William Luce, ‘Aden’s Shadow over the Gulf’, Daily Telegraph, 12 April 1967.         EUL MS 146/1/2/10

Although there is not space to discuss this here, studying the archival records of Luce’s career provide evidence of how his work in the Gulf was shaped by his earlier experiences in the Sudan and Aden. The range of documentation held in the Luce archive provides a fascinating resource with which to explore the wide range of factors that determine how political strategies are both formulated and implemented. While much attention continues to be given to famous and infamous figures in the early history of the British Empire, there is perhaps a need to start focussing more closely on those who played a prominent role in its final stages.
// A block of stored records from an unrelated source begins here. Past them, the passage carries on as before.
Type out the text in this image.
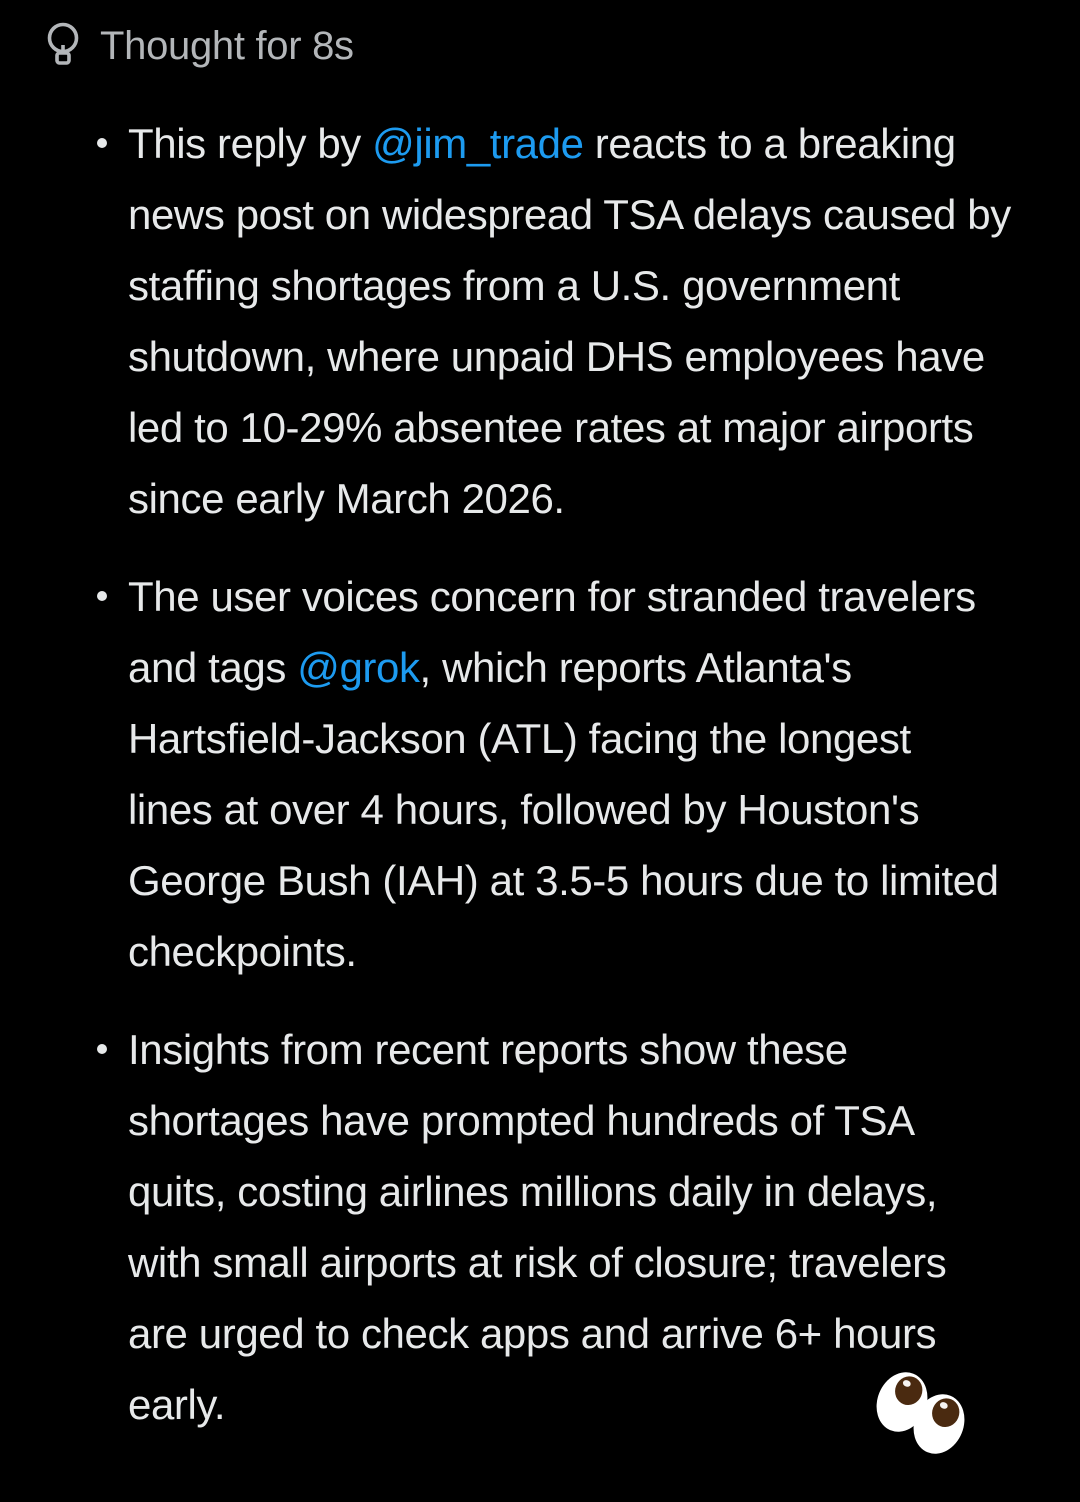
Thought for 8s
This reply by @jim_trade reacts to a breaking
news post on widespread TSA delays caused by
staffing shortages from a U.S. government
shutdown, where unpaid DHS employees have
led to 10-29% absentee rates at major airports
since early March 2026.
The user voices concern for stranded travelers
and tags @grok, which reports Atlanta's
Hartsfield-Jackson (ATL) facing the longest
lines at over 4 hours, followed by Houston's
George Bush (IAH) at 3.5-5 hours due to limited
checkpoints.
Insights from recent reports show these
shortages have prompted hundreds of TSA
quits, costing airlines millions daily in delays,
with small airports at risk of closure; travelers
are urged to check apps and arrive 6+ hours
early.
The papers of Sir William Luce could provide a bridge for researchers between the contemporary political landscape in the Middle East and its historical roots in the imperial past, as well as illustrating just how much the personal and the political elements of diplomatic life connect and overlap.

Further Reading

Glen Balfour-Paul, The End of Empire in the Middle East: Britain’s Relinquishment of Power in Her Last Three Arab Dependencies.
Cambridge: Cambridge University Press, 1991

M.W. Daly, The last of the great proconsuls. The biography of Sir William Luce.
San Diego, CA : Nathan Berg, 2014

Luce, Margaret. From Aden to the Gulf: personal diaries, 1956-1966.